When it comes to demolishing buildings, there are almost as many ways to take them apart as put them up. We knock them down, blow them to bits, and build machines to take them apart. But what about a robot that eats buildings? Omer Haciomeroglu of Sweden’s Umeå Institute of Design has come up with the concept ERO concrete de-construction robot, which uses high-pressure water jets to strip concrete from rebar and recycle it on the spot.

Reinforced concrete consists of concrete poured on a mesh of steel rebar. This provides a great deal of strength, but it also makes demolition a slow, difficult process involving a great deal of smashing, bashing, and crushing. This brute force method is even used by advanced demolition robots that rely on jack hammers and shovels.

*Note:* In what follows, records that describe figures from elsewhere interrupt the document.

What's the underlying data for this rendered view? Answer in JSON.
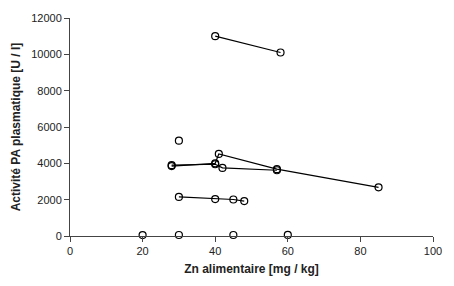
{
  "chart_data": {
    "type": "line",
    "xlabel": "Zn alimentaire [mg / kg]",
    "ylabel": "Activité PA plasmatique [U / l]",
    "xlim": [
      0,
      100
    ],
    "ylim": [
      0,
      12000
    ],
    "xticks": [
      0,
      20,
      40,
      60,
      80,
      100
    ],
    "yticks": [
      0,
      2000,
      4000,
      6000,
      8000,
      10000,
      12000
    ],
    "grid": false,
    "color": "black",
    "marker": "open circle",
    "series": [
      {
        "type": "line",
        "x": [
          40,
          58
        ],
        "values": [
          11000,
          10100
        ]
      },
      {
        "type": "scatter",
        "x": [
          30
        ],
        "values": [
          5250
        ]
      },
      {
        "type": "line",
        "x": [
          28,
          40,
          41,
          57,
          85
        ],
        "values": [
          3850,
          4000,
          4520,
          3680,
          2680
        ]
      },
      {
        "type": "line",
        "x": [
          28,
          40,
          42,
          57
        ],
        "values": [
          3900,
          3950,
          3750,
          3620
        ]
      },
      {
        "type": "line",
        "x": [
          30,
          40,
          45,
          48
        ],
        "values": [
          2150,
          2030,
          2010,
          1920
        ]
      },
      {
        "type": "scatter",
        "x": [
          20,
          30,
          45,
          60
        ],
        "values": [
          50,
          55,
          55,
          60
        ]
      }
    ]
  }
}
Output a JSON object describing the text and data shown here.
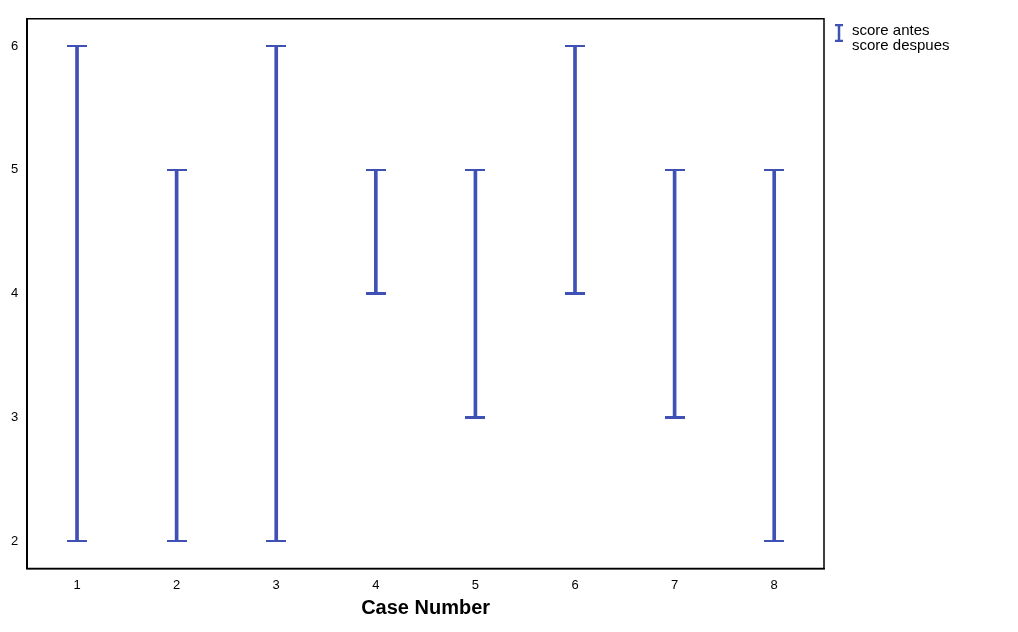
{
  "chart_data": {
    "type": "bar",
    "xlabel": "Case Number",
    "categories": [
      "1",
      "2",
      "3",
      "4",
      "5",
      "6",
      "7",
      "8"
    ],
    "series": [
      {
        "name": "score antes\nscore despues",
        "color": "#3f51b5",
        "base": [
          2,
          2,
          2,
          4,
          3,
          4,
          3,
          2
        ],
        "values": [
          4,
          3,
          4,
          1,
          2,
          2,
          2,
          3
        ]
      }
    ],
    "ylim": [
      1.78,
      6.22
    ],
    "yticks": [
      2,
      3,
      4,
      5,
      6
    ],
    "legend": "top right",
    "grid": false
  }
}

The end result is a process that requires huge amounts of power, lengthy separation of crushed concrete and twisted rebar, and the machinery and transportation to achieve this.

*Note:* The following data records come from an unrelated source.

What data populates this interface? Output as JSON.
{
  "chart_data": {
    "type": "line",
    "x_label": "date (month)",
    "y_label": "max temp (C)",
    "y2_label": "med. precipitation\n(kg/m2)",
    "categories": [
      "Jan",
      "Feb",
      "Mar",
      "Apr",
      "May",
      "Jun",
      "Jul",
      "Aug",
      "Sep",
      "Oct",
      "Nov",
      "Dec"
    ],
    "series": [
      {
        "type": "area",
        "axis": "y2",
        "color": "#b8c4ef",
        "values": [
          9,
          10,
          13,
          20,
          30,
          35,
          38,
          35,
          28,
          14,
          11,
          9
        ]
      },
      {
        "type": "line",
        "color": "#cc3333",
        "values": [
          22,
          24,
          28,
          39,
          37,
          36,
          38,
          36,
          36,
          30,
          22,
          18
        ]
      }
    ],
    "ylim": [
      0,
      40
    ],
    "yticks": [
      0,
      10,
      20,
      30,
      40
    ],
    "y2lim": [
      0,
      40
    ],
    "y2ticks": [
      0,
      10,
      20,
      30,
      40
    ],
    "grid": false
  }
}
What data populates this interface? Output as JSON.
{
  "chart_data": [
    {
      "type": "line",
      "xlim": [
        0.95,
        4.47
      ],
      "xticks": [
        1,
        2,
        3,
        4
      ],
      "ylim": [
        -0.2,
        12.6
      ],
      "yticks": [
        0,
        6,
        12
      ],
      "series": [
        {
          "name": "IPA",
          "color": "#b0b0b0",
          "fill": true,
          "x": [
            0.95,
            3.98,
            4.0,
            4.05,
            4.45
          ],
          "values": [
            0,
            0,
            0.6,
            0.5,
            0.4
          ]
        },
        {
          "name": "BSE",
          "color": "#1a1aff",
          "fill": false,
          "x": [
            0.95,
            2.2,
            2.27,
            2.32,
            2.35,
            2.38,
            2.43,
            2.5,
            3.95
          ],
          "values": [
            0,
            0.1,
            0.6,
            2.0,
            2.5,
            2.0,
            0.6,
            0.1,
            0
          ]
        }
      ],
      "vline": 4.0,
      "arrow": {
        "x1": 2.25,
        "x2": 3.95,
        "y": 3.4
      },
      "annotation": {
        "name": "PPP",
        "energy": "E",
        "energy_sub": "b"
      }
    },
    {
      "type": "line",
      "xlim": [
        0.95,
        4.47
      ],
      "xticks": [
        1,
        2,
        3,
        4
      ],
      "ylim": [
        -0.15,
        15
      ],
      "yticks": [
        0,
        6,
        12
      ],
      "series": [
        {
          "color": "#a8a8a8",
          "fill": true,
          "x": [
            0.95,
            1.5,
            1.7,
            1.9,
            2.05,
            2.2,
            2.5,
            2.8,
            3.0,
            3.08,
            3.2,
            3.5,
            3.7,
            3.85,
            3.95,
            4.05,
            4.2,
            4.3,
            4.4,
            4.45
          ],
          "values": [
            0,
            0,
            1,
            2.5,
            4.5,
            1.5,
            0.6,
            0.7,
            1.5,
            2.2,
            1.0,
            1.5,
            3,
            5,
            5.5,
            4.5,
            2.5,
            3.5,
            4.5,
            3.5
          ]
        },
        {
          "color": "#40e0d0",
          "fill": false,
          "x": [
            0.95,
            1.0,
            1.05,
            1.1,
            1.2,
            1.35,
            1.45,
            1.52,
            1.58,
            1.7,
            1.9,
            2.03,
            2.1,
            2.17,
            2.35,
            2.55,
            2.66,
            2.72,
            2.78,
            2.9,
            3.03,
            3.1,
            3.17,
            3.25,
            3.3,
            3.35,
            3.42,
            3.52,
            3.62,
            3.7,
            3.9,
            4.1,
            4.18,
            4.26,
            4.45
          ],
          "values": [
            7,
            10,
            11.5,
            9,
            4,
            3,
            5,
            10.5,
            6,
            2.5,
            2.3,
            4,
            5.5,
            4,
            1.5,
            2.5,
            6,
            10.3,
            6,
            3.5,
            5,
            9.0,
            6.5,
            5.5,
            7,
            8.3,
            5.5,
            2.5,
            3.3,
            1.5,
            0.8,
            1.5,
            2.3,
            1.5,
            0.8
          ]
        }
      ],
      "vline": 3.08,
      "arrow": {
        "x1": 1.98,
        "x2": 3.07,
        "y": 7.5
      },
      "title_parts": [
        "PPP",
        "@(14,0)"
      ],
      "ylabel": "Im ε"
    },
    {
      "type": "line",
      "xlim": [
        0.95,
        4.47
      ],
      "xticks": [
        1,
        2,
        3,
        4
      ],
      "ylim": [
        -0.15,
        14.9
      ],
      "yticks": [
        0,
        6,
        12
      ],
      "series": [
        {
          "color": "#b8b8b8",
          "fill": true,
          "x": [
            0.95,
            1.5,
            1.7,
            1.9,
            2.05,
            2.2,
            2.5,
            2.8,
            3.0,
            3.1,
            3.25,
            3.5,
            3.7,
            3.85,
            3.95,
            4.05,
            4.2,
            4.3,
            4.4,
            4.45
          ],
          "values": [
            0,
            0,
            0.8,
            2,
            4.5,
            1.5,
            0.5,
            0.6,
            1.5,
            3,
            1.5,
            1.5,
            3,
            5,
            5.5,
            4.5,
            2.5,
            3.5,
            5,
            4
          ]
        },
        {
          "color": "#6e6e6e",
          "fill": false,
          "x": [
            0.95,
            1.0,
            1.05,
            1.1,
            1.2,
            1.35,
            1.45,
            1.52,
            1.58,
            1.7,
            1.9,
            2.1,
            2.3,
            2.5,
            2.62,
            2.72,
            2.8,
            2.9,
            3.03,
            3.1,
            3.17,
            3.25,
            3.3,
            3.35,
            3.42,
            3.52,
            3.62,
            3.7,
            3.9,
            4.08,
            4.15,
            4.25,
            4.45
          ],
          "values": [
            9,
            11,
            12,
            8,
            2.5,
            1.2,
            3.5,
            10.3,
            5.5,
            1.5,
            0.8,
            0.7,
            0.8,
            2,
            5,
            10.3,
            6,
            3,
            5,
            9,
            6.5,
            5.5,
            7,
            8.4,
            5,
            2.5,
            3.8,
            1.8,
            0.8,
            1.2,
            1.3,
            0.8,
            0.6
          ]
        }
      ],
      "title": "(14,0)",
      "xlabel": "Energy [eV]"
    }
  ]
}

There’s also a great deal of water involved because fire hoses are needed to continually douse the area to suppress dust. At the end, the waste material still needs to be transported out of town for disposal or to recycling at depots where the concrete and the last of the rebar need to be separated and the concrete crushed for reuse.

ERO is a winning concept design in the Student Designs category of the 2013 International Design Excellence Award and replaces several machines with a single autonomous robot type. It demolishes buildings by eating or “erasing” them section by section and layer by layer with an articulated arm equipped with a water-jet/vacuum head.

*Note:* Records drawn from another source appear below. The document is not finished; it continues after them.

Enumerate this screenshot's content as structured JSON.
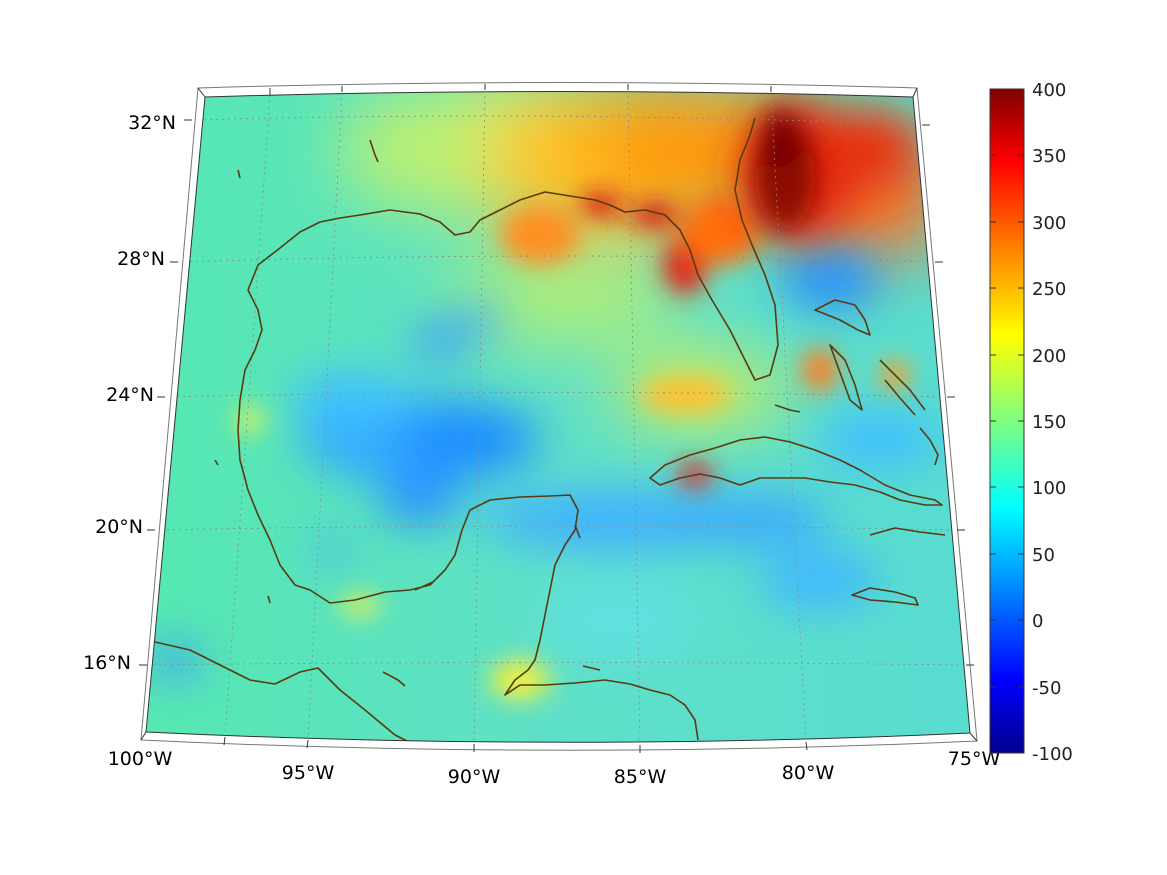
{
  "map": {
    "lon_labels": [
      "100°W",
      "95°W",
      "90°W",
      "85°W",
      "80°W",
      "75°W"
    ],
    "lat_labels": [
      "32°N",
      "28°N",
      "24°N",
      "20°N",
      "16°N"
    ],
    "extent": {
      "lon_min": -100,
      "lon_max": -75,
      "lat_min": 14,
      "lat_max": 33
    },
    "coastline_color": "#5a3a10",
    "gridline_color": "#8a8a8a"
  },
  "colorbar": {
    "ticks": [
      "400",
      "350",
      "300",
      "250",
      "200",
      "150",
      "100",
      "50",
      "0",
      "-50",
      "-100"
    ],
    "min": -100,
    "max": 400,
    "colormap": "jet",
    "colors": [
      "#00008f",
      "#0000ff",
      "#0080ff",
      "#00ffff",
      "#80ff80",
      "#ffff00",
      "#ff8000",
      "#ff0000",
      "#800000"
    ]
  }
}
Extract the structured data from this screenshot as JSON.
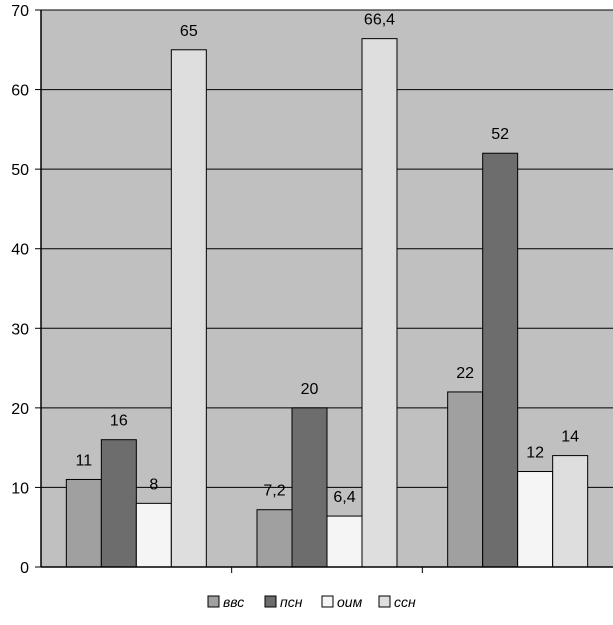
{
  "chart_data": {
    "type": "bar",
    "title": "",
    "xlabel": "",
    "ylabel": "",
    "ylim": [
      0,
      70
    ],
    "yticks": [
      "0",
      "10",
      "20",
      "30",
      "40",
      "50",
      "60",
      "70"
    ],
    "categories": [
      "",
      "",
      ""
    ],
    "grid": true,
    "legend_position": "bottom",
    "background": "#c0c0c0",
    "series": [
      {
        "name": "ввс",
        "color": "#a0a0a0",
        "values": [
          11,
          7.2,
          22
        ],
        "labels": [
          "11",
          "7,2",
          "22"
        ]
      },
      {
        "name": "псн",
        "color": "#6d6d6d",
        "values": [
          16,
          20,
          52
        ],
        "labels": [
          "16",
          "20",
          "52"
        ]
      },
      {
        "name": "оим",
        "color": "#f5f5f5",
        "values": [
          8,
          6.4,
          12
        ],
        "labels": [
          "8",
          "6,4",
          "12"
        ]
      },
      {
        "name": "ссн",
        "color": "#dedede",
        "values": [
          65,
          66.4,
          14
        ],
        "labels": [
          "65",
          "66,4",
          "14"
        ]
      }
    ]
  }
}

In operations, a fleet of EROs would be be deployed at a demolition site. The robots would move about on omni-directional tracks developed by Osaka University. These are cylindrical treads that propel the robot forward and back like a caterpillar tractor or rotate on their axis to make the robot crab sideways. According to Haciomeroglu, this allows ERO to dispense with hydraulic stabilizers and simplifies design.

The robots would scan the site, plan out their own routes, and then fan out to erase the building. They would do this by means of hydro demolition. This is a technique currently used for repairing reinforced concrete structures. EROS uses high-pressure water jets to hammer into the cracks in the concrete, pulverizing it and stripping it away by means of a vacuum system. What’s left is clean rebar that even has the rust stripped off. The more or less intact steel can be easily cut up for reuse or sent off for scrap.

Meanwhile, the water is recycled by a centrifugal decanter to separate it from the solids and the stripped concrete is separated into aggregate and cement and bagged by ERO, while turbulence dynamos reclaim part of the energy used in the process. The resulting bagged and labelled material is sent directly to concrete pre-cast stations nearby to produce new building blocks.